?Remember when XTO tiptoed through the E&P tulips, picking billion-dollar bouquets? Remember when a dust cloud formed over northwestern Louisiana, kicked up by countless land-brokers chasing a dream called Haynesville?


Remember when big boys like Shell and BP and StatoilHydro plunked down billions to get a piece of North American shale plays, or when foreign nationals, such as KNOC and Itochu, sailed into the Gulf of Mexico for some action on the Shelf, or a slew of nimble private-equity-backed portfolio companies could flip a PUD faster than a pancake?


Seems like only yesteryear. Alas, where have all the dealmakers gone?


They are hunkered down as an economic hurricane ravages the landscape, a century storm unprecedented in the annals of recorded A&D. Since Lehman Brothers breached the levee last September that had been holding back a surge of financial-market fears, I’ve repeatedly heard, “This will get worse before it gets better.” Today, the mantra is unchanged.


So is there any hope of blue skies for oil and gas transaction engineers? It depends on which side of the eye wall you’re moored. Here is how I expect the A&D scenario to play out.


First, borrowing-base redeterminations will fling assets onto the market. With year-end reserve valuations crippled by collapsed commodity prices, E&Ps will see credit limits drop, and many will suddenly be noncompliant and needing cash. Unfortunately, lenders are still closed to new suitors.


Banks don’t want to own these assets and would rather implement a workout plan. But with federal SEC regulators hammered by Congress as being too lenient in the wake of bank collapses and Ponzi schemes, lenders will only bend so far to accommodate.


Overleveraged and cash-strapped producers’ only option will be to sell something fast. We’re already seeing this with Edge Petroleum and Delta Petroleum. This hurricane will whip up a lot of loose holdings.


Similarly, simple liquidity problems from cash flow that is now 75% lower than last summer are pinching some assets onto market. Exco Resources and Berry Petroleum are likely examples. Some, such as Hallwood Energy and Pacific Energy, have turned to bankruptcy courts to protect their assets from creditors.


Small independents with positions in shale plays will find severe capex cuts leaving large blocks of prime acreage exposed to lease expirations. This phenomenon will either result in hundreds of thousands of prime leasehold acres returned to mineral owners to sell again, or creative joint-venture deals in which the small-cap manages to partner with a well-capitalized and technologically superior big brother to beat the drill-it-or-lose-it deadline.


Others will be protected by shallow production, but without cash to drill the deeper, sweeter horizons. The JV will prevail, such as when Goodrich Petroleum farmed out its Haynesville position to Chesapeake. Better to have a small piece of pie than none at all.


Large-cap independents attempting to live within cash flow won’t be buffered from this reality, either. Having gobbled up vast swaths of acreage ahead of the unforeseen storm, many will be hard pressed to drill it on their own without access to the debt or equity markets. Noncore packages will come to market. Bigger JV offerings will let them retain core positions.

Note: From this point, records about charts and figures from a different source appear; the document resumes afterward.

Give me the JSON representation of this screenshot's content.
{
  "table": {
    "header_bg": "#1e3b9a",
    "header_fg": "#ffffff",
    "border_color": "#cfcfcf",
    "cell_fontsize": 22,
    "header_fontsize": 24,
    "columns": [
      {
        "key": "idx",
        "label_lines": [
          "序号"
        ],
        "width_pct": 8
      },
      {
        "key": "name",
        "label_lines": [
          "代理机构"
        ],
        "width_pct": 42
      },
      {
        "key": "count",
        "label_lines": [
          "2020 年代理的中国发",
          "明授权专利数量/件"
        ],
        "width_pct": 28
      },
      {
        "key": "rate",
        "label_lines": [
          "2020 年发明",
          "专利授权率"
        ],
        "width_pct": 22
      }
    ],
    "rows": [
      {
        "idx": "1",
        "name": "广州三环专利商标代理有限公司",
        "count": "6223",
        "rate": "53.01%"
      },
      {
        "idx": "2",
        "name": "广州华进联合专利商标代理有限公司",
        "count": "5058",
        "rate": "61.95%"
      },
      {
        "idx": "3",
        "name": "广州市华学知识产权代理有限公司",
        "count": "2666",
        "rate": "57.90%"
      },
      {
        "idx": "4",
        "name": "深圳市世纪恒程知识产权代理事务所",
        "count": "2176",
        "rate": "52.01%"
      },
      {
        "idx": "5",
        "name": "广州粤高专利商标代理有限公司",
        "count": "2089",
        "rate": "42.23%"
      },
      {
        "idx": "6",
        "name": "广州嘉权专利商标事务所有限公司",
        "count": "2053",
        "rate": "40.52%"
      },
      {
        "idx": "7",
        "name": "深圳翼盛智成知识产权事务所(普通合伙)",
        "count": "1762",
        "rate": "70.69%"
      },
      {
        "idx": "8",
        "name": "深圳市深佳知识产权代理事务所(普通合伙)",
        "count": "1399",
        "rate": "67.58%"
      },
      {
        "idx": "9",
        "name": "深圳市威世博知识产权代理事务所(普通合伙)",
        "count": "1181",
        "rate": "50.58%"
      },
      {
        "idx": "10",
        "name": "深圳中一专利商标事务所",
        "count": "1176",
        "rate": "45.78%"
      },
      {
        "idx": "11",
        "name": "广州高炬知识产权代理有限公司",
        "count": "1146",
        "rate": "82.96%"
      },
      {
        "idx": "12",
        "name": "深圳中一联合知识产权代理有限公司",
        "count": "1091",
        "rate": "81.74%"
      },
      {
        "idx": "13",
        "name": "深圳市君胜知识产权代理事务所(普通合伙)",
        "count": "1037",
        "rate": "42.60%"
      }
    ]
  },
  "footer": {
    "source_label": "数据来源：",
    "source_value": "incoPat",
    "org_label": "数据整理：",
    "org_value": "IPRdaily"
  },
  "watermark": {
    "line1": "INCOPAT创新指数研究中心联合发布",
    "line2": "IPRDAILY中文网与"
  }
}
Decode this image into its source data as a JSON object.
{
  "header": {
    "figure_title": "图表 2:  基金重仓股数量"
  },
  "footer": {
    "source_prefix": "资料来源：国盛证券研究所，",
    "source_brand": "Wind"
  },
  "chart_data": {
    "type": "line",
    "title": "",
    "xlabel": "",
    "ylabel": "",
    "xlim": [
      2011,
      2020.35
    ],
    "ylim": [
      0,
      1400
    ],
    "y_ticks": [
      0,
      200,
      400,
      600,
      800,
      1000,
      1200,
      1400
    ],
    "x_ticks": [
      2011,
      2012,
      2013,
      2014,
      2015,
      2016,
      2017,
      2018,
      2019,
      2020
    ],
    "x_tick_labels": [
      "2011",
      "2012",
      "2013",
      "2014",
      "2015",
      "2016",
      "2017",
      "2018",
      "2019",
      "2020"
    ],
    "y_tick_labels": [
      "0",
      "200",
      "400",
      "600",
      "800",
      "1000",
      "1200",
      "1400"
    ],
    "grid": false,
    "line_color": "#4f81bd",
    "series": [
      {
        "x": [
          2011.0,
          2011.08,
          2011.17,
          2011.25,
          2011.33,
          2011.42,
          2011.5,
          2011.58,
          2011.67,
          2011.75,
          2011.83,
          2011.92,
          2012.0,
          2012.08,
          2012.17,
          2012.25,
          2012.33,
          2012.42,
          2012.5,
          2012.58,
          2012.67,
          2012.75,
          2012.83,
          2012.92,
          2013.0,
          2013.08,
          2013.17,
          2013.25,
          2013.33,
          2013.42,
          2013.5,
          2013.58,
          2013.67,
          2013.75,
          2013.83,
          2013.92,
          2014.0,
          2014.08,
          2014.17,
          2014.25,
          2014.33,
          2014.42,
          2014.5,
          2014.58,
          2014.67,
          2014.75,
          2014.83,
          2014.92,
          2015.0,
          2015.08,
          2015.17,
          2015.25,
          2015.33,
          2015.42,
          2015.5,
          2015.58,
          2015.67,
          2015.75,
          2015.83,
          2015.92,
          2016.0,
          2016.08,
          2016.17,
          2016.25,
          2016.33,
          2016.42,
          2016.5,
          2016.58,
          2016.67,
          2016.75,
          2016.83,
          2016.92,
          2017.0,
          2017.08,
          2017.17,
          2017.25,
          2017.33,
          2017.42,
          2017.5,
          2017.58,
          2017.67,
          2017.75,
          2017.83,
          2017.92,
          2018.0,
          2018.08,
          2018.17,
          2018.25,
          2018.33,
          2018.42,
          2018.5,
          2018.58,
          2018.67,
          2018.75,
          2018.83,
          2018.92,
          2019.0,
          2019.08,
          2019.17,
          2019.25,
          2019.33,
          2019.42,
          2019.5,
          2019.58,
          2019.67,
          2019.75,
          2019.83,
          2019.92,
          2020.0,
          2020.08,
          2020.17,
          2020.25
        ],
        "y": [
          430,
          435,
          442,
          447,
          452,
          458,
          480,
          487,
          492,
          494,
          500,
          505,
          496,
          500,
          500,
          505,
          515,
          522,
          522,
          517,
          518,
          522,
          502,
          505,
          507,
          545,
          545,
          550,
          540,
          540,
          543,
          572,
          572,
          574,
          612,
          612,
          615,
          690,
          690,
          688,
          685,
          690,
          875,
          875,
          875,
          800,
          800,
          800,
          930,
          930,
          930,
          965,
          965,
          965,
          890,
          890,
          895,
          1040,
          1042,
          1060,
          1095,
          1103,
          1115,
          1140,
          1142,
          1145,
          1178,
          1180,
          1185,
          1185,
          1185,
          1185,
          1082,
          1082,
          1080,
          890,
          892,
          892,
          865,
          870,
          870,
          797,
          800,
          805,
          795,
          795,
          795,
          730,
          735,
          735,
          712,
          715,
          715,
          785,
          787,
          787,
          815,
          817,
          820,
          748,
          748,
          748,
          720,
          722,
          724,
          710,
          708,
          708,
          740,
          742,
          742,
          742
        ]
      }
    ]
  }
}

Depressed asset values will motivate some small and midsize public E&Ps with complementary assets to merge in no-cash, all-stock transactions to gain the advantage of a stronger balance sheet with more leverage in the financial markets. Cash-laden large independents will snatch up vulnerable companies or sizeable asset packages when they believe the valuations have reached the bargain basement.


Private-equity players will swoop in and save the day—eventually. At present, private-equity financiers are just as cautious as the rest of the market. About $30 billion is tucked safely away, by industry estimates, but that money is going to be timid and highly discretionary.


And then, with valuations at their lowest in a decade, a major or maybe a national oil company wanting more than a foothold in a prime play will buy a popular name or two—lock, stock and barrel. The prize will be too irresistible.


Will upstream A&D activity return to normal after the storm? Yes, but a new “normal,” with an appreciation that portfolios built on sunny days must be strong enough to weather hurricane forces.